Uronic acids functionalized polyethyleneimine (PEI)-polyethyleneglycol (PEG)-graft-copolymers as novel synthetic gene carriers.

In this study, we investigated galacturonic (GalAc)- and mannuronic (ManAc) acids as novel targeting ligands for receptor-mediated gene delivery. GalAc and ManAc were coupled to either polyethyleneimine (PEI) or PEI-polyethyleneglycol (PEG). Furthermore, lactobionic acid (LacAc), which comprises a GalAc-related carbohydrate ring, was coupled to each of the polymers through its open-chain gluconic acid moiety. The molar mass distributions of the polymers were characterized by analytical ultracentrifugation and size exclusion chromatography. PEI-conjugate-pDNA complexes were transfected into HepG2-, HeLa-, and 16HBE14o(-)-cells.

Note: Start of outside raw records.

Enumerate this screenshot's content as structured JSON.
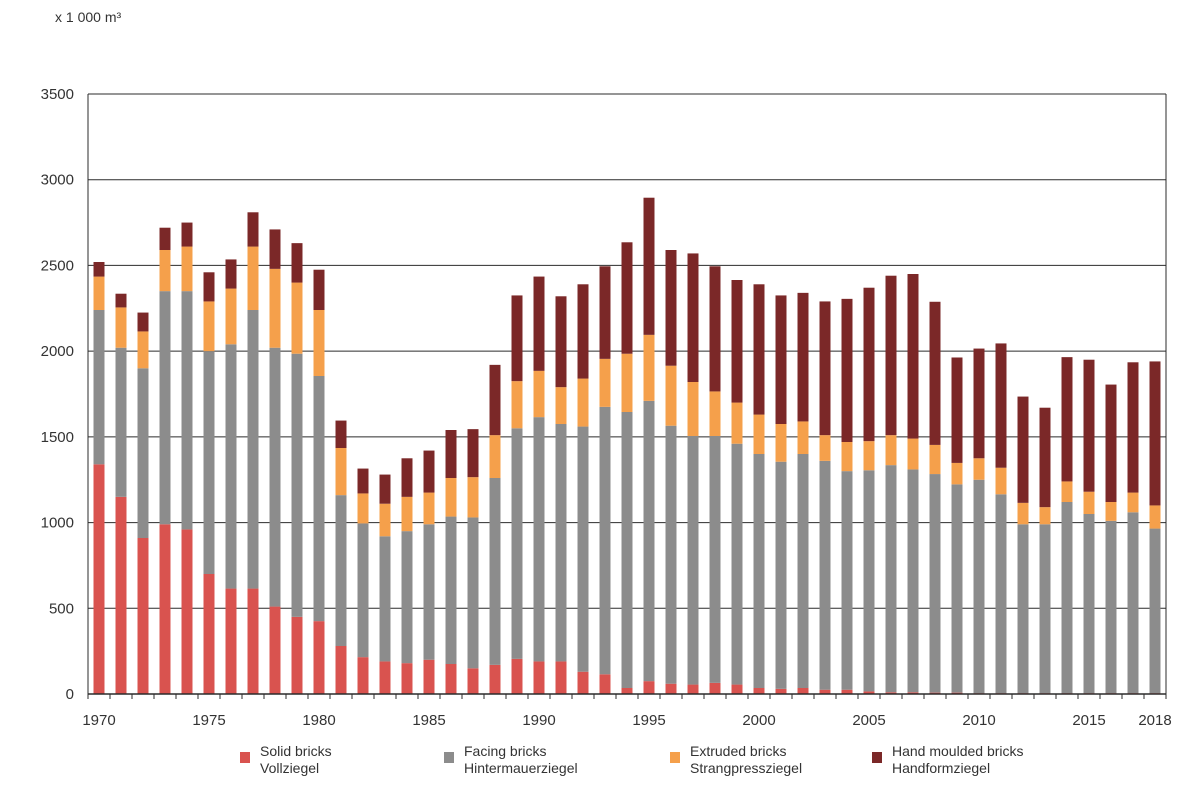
{
  "chart_data": {
    "type": "bar",
    "stacked": true,
    "unit_label": "x 1 000 m³",
    "title": "",
    "xlabel": "",
    "ylabel": "",
    "ylim": [
      0,
      3500
    ],
    "yticks": [
      0,
      500,
      1000,
      1500,
      2000,
      2500,
      3000,
      3500
    ],
    "xtick_labels": [
      "1970",
      "1975",
      "1980",
      "1985",
      "1990",
      "1995",
      "2000",
      "2005",
      "2010",
      "2015",
      "2018"
    ],
    "grid": "horizontal",
    "legend_position": "bottom",
    "categories": [
      1970,
      1971,
      1972,
      1973,
      1974,
      1975,
      1976,
      1977,
      1978,
      1979,
      1980,
      1981,
      1982,
      1983,
      1984,
      1985,
      1986,
      1987,
      1988,
      1989,
      1990,
      1991,
      1992,
      1993,
      1994,
      1995,
      1996,
      1997,
      1998,
      1999,
      2000,
      2001,
      2002,
      2003,
      2004,
      2005,
      2006,
      2007,
      2008,
      2009,
      2010,
      2011,
      2012,
      2013,
      2014,
      2015,
      2016,
      2017,
      2018
    ],
    "series": [
      {
        "name": "Solid bricks",
        "name_de": "Vollziegel",
        "color": "#d9534f",
        "values": [
          1340,
          1150,
          910,
          990,
          960,
          700,
          615,
          615,
          510,
          450,
          425,
          280,
          215,
          190,
          180,
          200,
          175,
          150,
          170,
          205,
          190,
          190,
          130,
          115,
          35,
          75,
          60,
          55,
          65,
          55,
          35,
          30,
          35,
          25,
          25,
          15,
          10,
          10,
          8,
          8,
          5,
          5,
          5,
          5,
          5,
          5,
          5,
          5,
          5
        ]
      },
      {
        "name": "Facing bricks",
        "name_de": "Hintermauerziegel",
        "color": "#8c8c8c",
        "values": [
          900,
          870,
          990,
          1360,
          1390,
          1300,
          1425,
          1625,
          1510,
          1535,
          1430,
          880,
          780,
          730,
          770,
          790,
          860,
          880,
          1090,
          1345,
          1425,
          1385,
          1430,
          1560,
          1610,
          1635,
          1505,
          1450,
          1440,
          1405,
          1365,
          1325,
          1365,
          1335,
          1275,
          1290,
          1325,
          1300,
          1275,
          1215,
          1245,
          1160,
          985,
          985,
          1115,
          1045,
          1005,
          1055,
          960
        ]
      },
      {
        "name": "Extruded bricks",
        "name_de": "Strangpressziegel",
        "color": "#f5a04b",
        "values": [
          195,
          235,
          215,
          240,
          260,
          290,
          325,
          370,
          460,
          415,
          385,
          275,
          175,
          190,
          200,
          185,
          225,
          235,
          250,
          275,
          270,
          215,
          280,
          280,
          340,
          385,
          350,
          315,
          260,
          240,
          230,
          220,
          190,
          150,
          170,
          170,
          175,
          180,
          170,
          125,
          125,
          155,
          125,
          100,
          120,
          130,
          110,
          115,
          135
        ]
      },
      {
        "name": "Hand moulded bricks",
        "name_de": "Handformziegel",
        "color": "#7b2828",
        "values": [
          85,
          80,
          110,
          130,
          140,
          170,
          170,
          200,
          230,
          230,
          235,
          160,
          145,
          170,
          225,
          245,
          280,
          280,
          410,
          500,
          550,
          530,
          550,
          540,
          650,
          800,
          675,
          750,
          730,
          715,
          760,
          750,
          750,
          780,
          835,
          895,
          930,
          960,
          835,
          615,
          640,
          725,
          620,
          580,
          725,
          770,
          685,
          760,
          840
        ]
      }
    ]
  }
}
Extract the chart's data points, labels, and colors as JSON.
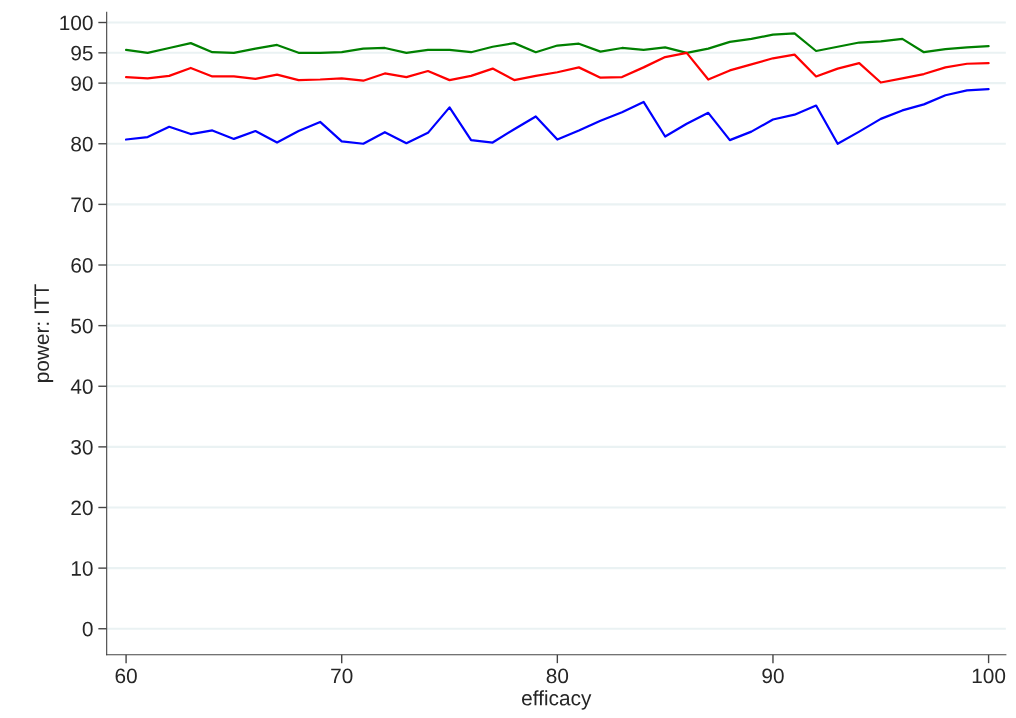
{
  "chart_data": {
    "type": "line",
    "xlabel": "efficacy",
    "ylabel": "power: ITT",
    "x": [
      60,
      61,
      62,
      63,
      64,
      65,
      66,
      67,
      68,
      69,
      70,
      71,
      72,
      73,
      74,
      75,
      76,
      77,
      78,
      79,
      80,
      81,
      82,
      83,
      84,
      85,
      86,
      87,
      88,
      89,
      90,
      91,
      92,
      93,
      94,
      95,
      96,
      97,
      98,
      99,
      100
    ],
    "series": [
      {
        "color": "#008000",
        "values": [
          95.5,
          95,
          95.8,
          96.6,
          95.1,
          95,
          95.7,
          96.3,
          95,
          95,
          95.1,
          95.7,
          95.8,
          95,
          95.5,
          95.5,
          95.1,
          96,
          96.6,
          95.1,
          96.2,
          96.5,
          95.2,
          95.8,
          95.5,
          95.9,
          95,
          95.7,
          96.8,
          97.3,
          98,
          98.2,
          95.3,
          96,
          96.7,
          96.9,
          97.3,
          95.1,
          95.6,
          95.9,
          96.1
        ]
      },
      {
        "color": "#ff0000",
        "values": [
          91,
          90.8,
          91.2,
          92.5,
          91.1,
          91.1,
          90.7,
          91.4,
          90.5,
          90.6,
          90.8,
          90.4,
          91.6,
          91,
          92,
          90.5,
          91.2,
          92.4,
          90.5,
          91.2,
          91.8,
          92.6,
          90.9,
          91,
          92.6,
          94.3,
          95,
          90.6,
          92.1,
          93.1,
          94.1,
          94.7,
          91.1,
          92.4,
          93.3,
          90.1,
          90.8,
          91.5,
          92.6,
          93.2,
          93.3
        ]
      },
      {
        "color": "#0000ff",
        "values": [
          80.7,
          81.1,
          82.8,
          81.6,
          82.2,
          80.8,
          82.1,
          80.2,
          82.1,
          83.6,
          80.4,
          80,
          81.9,
          80.1,
          81.8,
          86,
          80.6,
          80.2,
          82.4,
          84.5,
          80.7,
          82.2,
          83.8,
          85.2,
          86.9,
          81.2,
          83.3,
          85.1,
          80.6,
          82,
          84,
          84.8,
          86.3,
          80,
          82,
          84.1,
          85.5,
          86.5,
          88,
          88.8,
          89
        ]
      }
    ],
    "xlim": [
      59.1,
      100.8
    ],
    "xticks": [
      60,
      70,
      80,
      90,
      100
    ],
    "ylim": [
      -4.3,
      101.7
    ],
    "yticks": [
      0,
      10,
      20,
      30,
      40,
      50,
      60,
      70,
      80,
      90,
      95,
      100
    ],
    "grid": "y",
    "legend": false
  }
}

Gene expression mediated by GalAc- and LacAc-functionalized PEI-conjugates was lower than for PEI. In contrast, gene expression mediated by ManAc-functionalized PEI-conjugates was up to three orders of magnitude higher than for the other tested PEI-conjugates, in particular for negatively charged gene vectors at low N/P ratios, independent of the cell line. Pre-incubation of cells with an excess of ManAc before transfection significantly inhibited transfection rates only for ManAc-functionalized PEI-conjugates. Coupling of methyl-alpha-d-mannuronic acid to PEI resulted in significantly lower transfection rates than for ManAc-PEI based complexes. Together with fluorescence microscopy images of fluorescein-labelled ManAc-functionalized dextrans and FACS analyses of cells, these results demonstrate that receptor-mediated endocytosis of ManAc-PEI-conjugate-pDNA complexes via ManAc-specific receptors was involved in gene transfer. In conclusion, ManAc-modification of PEI-polymers represents a novel strategy for receptor-mediated gene delivery which could be promising for in vivo application.